A proposed negligence standard that would expand the liability of accountants for contributing to rule violations is unreasonable given the growing complexity of audits, say Kramer Levin's Michael Dell, Daniel Ketani, and Samantha Alman.

The Public Company Accounting Oversight Board's proposed revisions in September to its Rule 3502 significantly expand its authority to impose liability on accountants for contributing to a violation of PCAOB rules, securities laws, or professional standards. The board shouldn't make these changes. The deadline for comments on the proposal is Nov. 3.

Rule 3502 prohibits people associated with registered public accounting firms from taking or omitting an action while "knowing, or recklessly not knowing, that the act or omission would directly and substantially contribute to a violation." This means the PCAOB must establish scienter—at a minimum, an "extreme departure from the standard of ordinary care for auditors" in the face of a known or obvious risk.

The board wants to replace this with a negligence standard, under which an associated person could be fined and prohibited from associating with a registered public accounting firm for an "act or omission that the person knew orshould have known would contribute" to a primary violation. The accountant's intent wouldn't matter.

The PCAOB acknowledges its proposal nearly mirrors the original version of Rule 3502 it proposed in 2004. Back then, the PCAOB changed its mind, instead deciding a scienter requirement "strikes the right balance." Now it suggests that developments in the law and the auditing profession in the past two decades warrant expanding its authority to discipline auditors.

That logic is flawed. First, its proposed changes to Rule 3502 stand on shaky legal ground. The Sarbanes-Oxley Act of 2002, which created the PCAOB, doesn't mention what the PCAOB calls "contributory liability." Section 105(c)(6) of the act creates secondary liability for certain supervisors of associated persons who commit violations, but it includes requirements and a safe harbor that are absent from Rule 3502.

The PCAOB primarily relies on Sarbanes-Oxley Act Section 103(a)(1) for its authority to expand Rule 3502 liability. But Section 103(a)(1) permits it to promulgate "ethics standards." The proposed expansion of Rule 3502 doesn't resemble an ethics standard. It would permit the PCAOB to discipline auditors who make mistakes they "should have known" would contribute to a violation even when they behave honestly and in good faith—not unethically.

Chair Erica Williams observed in September that the Securities and Exchange Commission is able to "seek civil money penalties in enforcement actions against associated persons when they negligently cause firm violations." But Congress extended that authority to the SEC, not the PCAOB. And while the SEC can discipline accountants for "improper professional conduct" that contributes to a violation of professional standards, the bar is much higher than what the PCAOB has proposed: The SEC must prove that the accountant engaged in "intentional or knowing conduct," "highly unreasonable conduct," or "repeated instances of unreasonable conduct."

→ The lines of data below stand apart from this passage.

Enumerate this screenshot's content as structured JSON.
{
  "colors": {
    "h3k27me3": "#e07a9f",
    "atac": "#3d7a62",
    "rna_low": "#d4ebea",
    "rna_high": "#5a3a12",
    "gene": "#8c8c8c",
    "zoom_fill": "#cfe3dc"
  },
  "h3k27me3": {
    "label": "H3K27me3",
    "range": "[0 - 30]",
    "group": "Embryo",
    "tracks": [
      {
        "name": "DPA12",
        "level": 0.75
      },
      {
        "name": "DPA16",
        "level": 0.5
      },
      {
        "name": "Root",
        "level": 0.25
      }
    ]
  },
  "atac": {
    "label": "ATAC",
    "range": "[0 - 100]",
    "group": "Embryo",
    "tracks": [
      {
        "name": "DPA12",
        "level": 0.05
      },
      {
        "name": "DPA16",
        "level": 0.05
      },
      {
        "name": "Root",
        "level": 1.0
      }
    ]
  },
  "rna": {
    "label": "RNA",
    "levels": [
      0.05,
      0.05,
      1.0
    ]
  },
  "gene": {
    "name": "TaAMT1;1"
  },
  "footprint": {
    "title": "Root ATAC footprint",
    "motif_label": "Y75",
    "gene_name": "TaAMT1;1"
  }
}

Second,the board's justification for revising Rule 3502 isn't persuasive. The board says that there's an incongruity in Rule 3502, but its proposed revision would createrather than resolve any incongruity.

The PCAOB suggests Rule 3502's scienter requirement contributed to its decisions not to pursue disciplinary proceedings against some individuals when firms committed violations, but it hasn't provided any evidence. Not every firm violation involves misconduct worthy of professional discipline and the destruction of auditors' careers. In fact, the PCAOB has been able to punish certain supervisors for negligent conduct under Sarbanes-Oxley Act Section 105(c)(6) for almost two decades, but it announced its first disciplinary proceeding under that provision only last year.

The PCAOB's proposed revision could create illogical outcomes. For example, is negligence enough to impose liability when the primary violation involves intentional misconduct by the accounting firm or a third party? It would be unreasonable if the board could charge individuals for negligent conduct that's merely one contributing cause of a primary violation that involves intentional misconduct.

The proposal raises another question: Is the proposed change intended to address negligent conduct by supervisors that purportedly contributes to a violation, notwithstanding Section 105(c)(6)'s safe harbor and other requirements?

Third, a negligence standard would be particularly inappropriate for auditors. While the PCAOB's five members agreed to seek comments on the proposed revision, the two accountants expressed concern about the impact on the auditing profession. PCAOB member Duane DesParte said in September that "if anything, audits have become more complex, involve greater judgment, and include more participants than in 2004 when Rule 3502 was first contemplated."

Another member, Christina Ho, said, "If we make the public company auditing profession unattractive in the name of investor protection, we may be doing a disservice for investors in the long run." A disciplinary investigation or proceeding alone, even if unsuccessful, can significantly harm an auditor's career.

The PCAOB correctly rejected its proposed negligence standard for contributory liability under Rule 3502 after proposing it two decades ago. The increasing complexity of the auditing profession makes a negligence standard even less suitable now.